To begin with, my arrival in Highland dress with a strange-looking instrument usually provides a welcome moment of levity. There are probably no piping jokes that I have not already heard. I recognize their value. Oscar Wilde had some superb quips about piping. Sometimes I share one that I remember. I have often exchanged a joke with formidable grown men wearing suits. They slap me on the back with a smile and offer me a glass of water or a stick of gum; later, they weep like little children as I play "Amazing Grace" alongside their dad's casket. Human nature does not change. In the ancient world funerals were attended by professional mourners who loudly wailed to encourage others to release their own emotions. In Europe until the beginning of the 20th Century, another important profession associated with funerals was that of the Mute. The Mute stood silently as a type of symbolic protector of the deceased; normally stationed near the door, wearing black clothing and a melancholy expression. My role as piper is an enduring part of that legacy: to dignify the service by standing silently; when called-upon, to give voice through the pipes to the grief that is felt, enabling the survivors to begin to let go.

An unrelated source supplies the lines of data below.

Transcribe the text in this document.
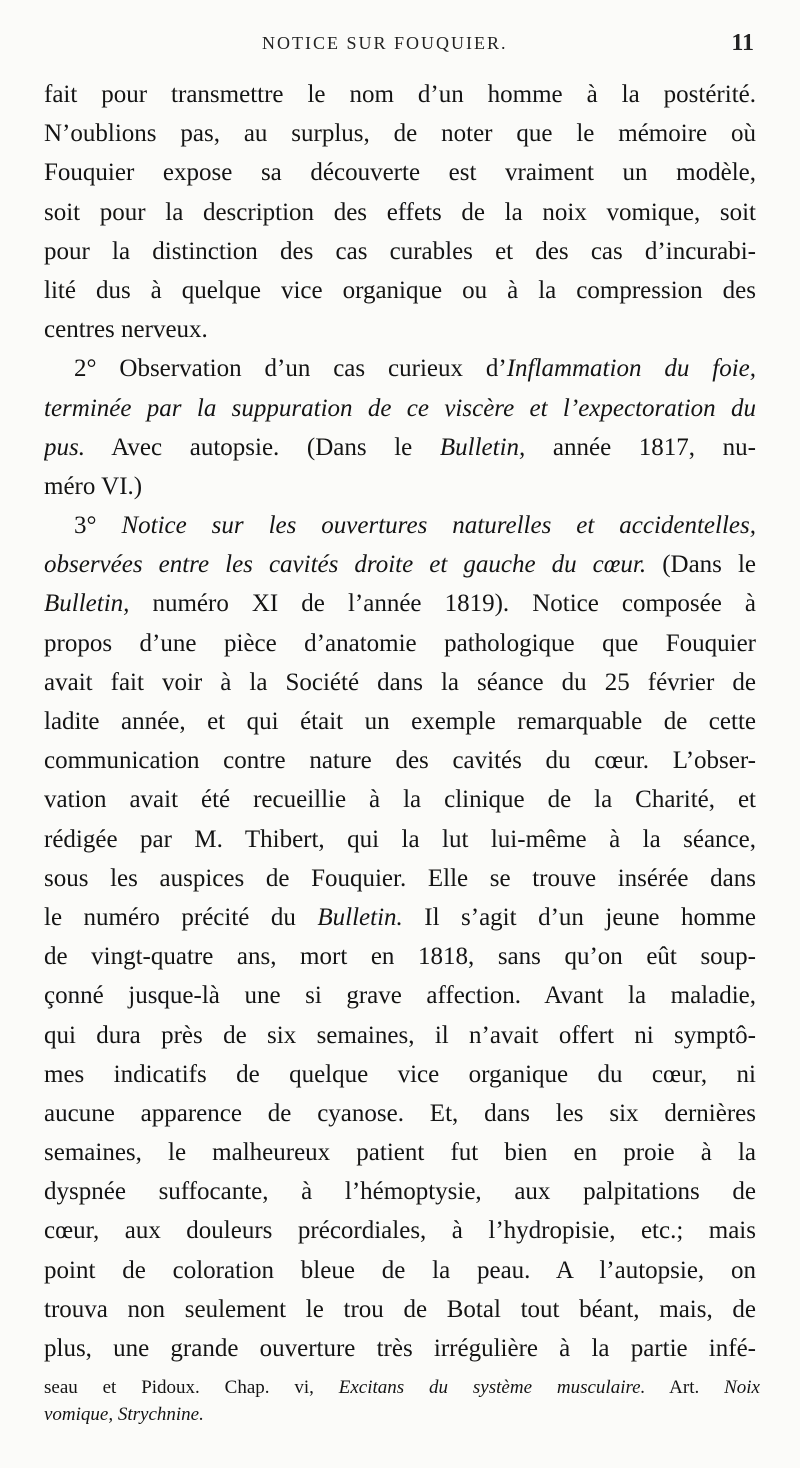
NOTICE SUR FOUQUIER.	11
fait pour transmettre le nom d’un homme à la postérité.
N’oublions pas, au surplus, de noter que le mémoire où
Fouquier expose sa découverte est vraiment un modèle,
soit pour la description des effets de la noix vomique, soit
pour la distinction des cas curables et des cas d’incurabi-
lité dus à quelque vice organique ou à la compression des
centres nerveux.
2° Observation d’un cas curieux d’Inflammation du foie,
terminée par la suppuration de ce viscère et l’expectoration du
pus. Avec autopsie. (Dans le Bulletin, année 1817, nu-
méro VI.)
3° Notice sur les ouvertures naturelles et accidentelles,
observées entre les cavités droite et gauche du cœur. (Dans le
Bulletin, numéro XI de l’année 1819). Notice composée à
propos d’une pièce d’anatomie pathologique que Fouquier
avait fait voir à la Société dans la séance du 25 février de
ladite année, et qui était un exemple remarquable de cette
communication contre nature des cavités du cœur. L’obser-
vation avait été recueillie à la clinique de la Charité, et
rédigée par M. Thibert, qui la lut lui-même à la séance,
sous les auspices de Fouquier. Elle se trouve insérée dans
le numéro précité du Bulletin. Il s’agit d’un jeune homme
de vingt-quatre ans, mort en 1818, sans qu’on eût soup-
çonné jusque-là une si grave affection. Avant la maladie,
qui dura près de six semaines, il n’avait offert ni symptô-
mes indicatifs de quelque vice organique du cœur, ni
aucune apparence de cyanose. Et, dans les six dernières
semaines, le malheureux patient fut bien en proie à la
dyspnée suffocante, à l’hémoptysie, aux palpitations de
cœur, aux douleurs précordiales, à l’hydropisie, etc.; mais
point de coloration bleue de la peau. A l’autopsie, on
trouva non seulement le trou de Botal tout béant, mais, de
plus, une grande ouverture très irrégulière à la partie infé-
seau et Pidoux. Chap. vi, Excitans du système musculaire. Art. Noix
vomique, Strychnine.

There is an almost typical, recurring pattern to most memorials, like a script, but there are also those exceptional situations. I remember some beautiful services where doves were released, filling the blue sky with an explosion of white wings while I piped. I recall a particular service that was held outdoors at night. On that occasion I played "Amazing Grace" followed by the famous pipe march, "Scotland the Brave." At the start of the march, over a hundred people individually released large white balloons which seemed to shimmer in the darkness, rising in a symbolic farewell. More challenging are sudden tragedies like the death of a child. One such day lingers in my memory. The parents leaned against each other as if piled in a heap next to the little coffin in the children's section of the cemetery. The wind came up as I played. I felt objects knocking against my ankles and strained to look down for a moment as I kept playing. The wind was blowing toys from the other children's graves around my feet, entangling me. It was so bizarre that I wondered afterwards whether or not I could ever do another one. That was many years ago. My job, like that of the people I serve, is also to keep going and to let go. In all types of weather, you have to know how to set the reeds and maintain your instrument. You have to know things like how long to keep playing as the widow leans against her son after casting one last rose upon the casket now nestled in the open grave below. When I pipe for Jewish funerals I stroll behind the slow-moving hearse, playing as it courses a short distance to the grave from the cemetery chapel. The pipes truly belong to all cultures now. Much of the job of piping for funerals is standing patiently and waiting while loving tributes seem to flow like a never-ending stream. It is also my privilege to stand silently while the American flag is crisply folded for one more final presentation, on "behalf of a grateful nation." Seeing tears does not make me happy, but I am pleased to think that my pipes are really singing well, that I am doing a good thing. At the end, I cradle the pipes in my arms and gently put them back in the case. I close it up, like a little casket that contains what I love so much along with my own memories of this passing moment, this final 'Goodbye.'

The author is a professional bagpiper in Southern Arizona.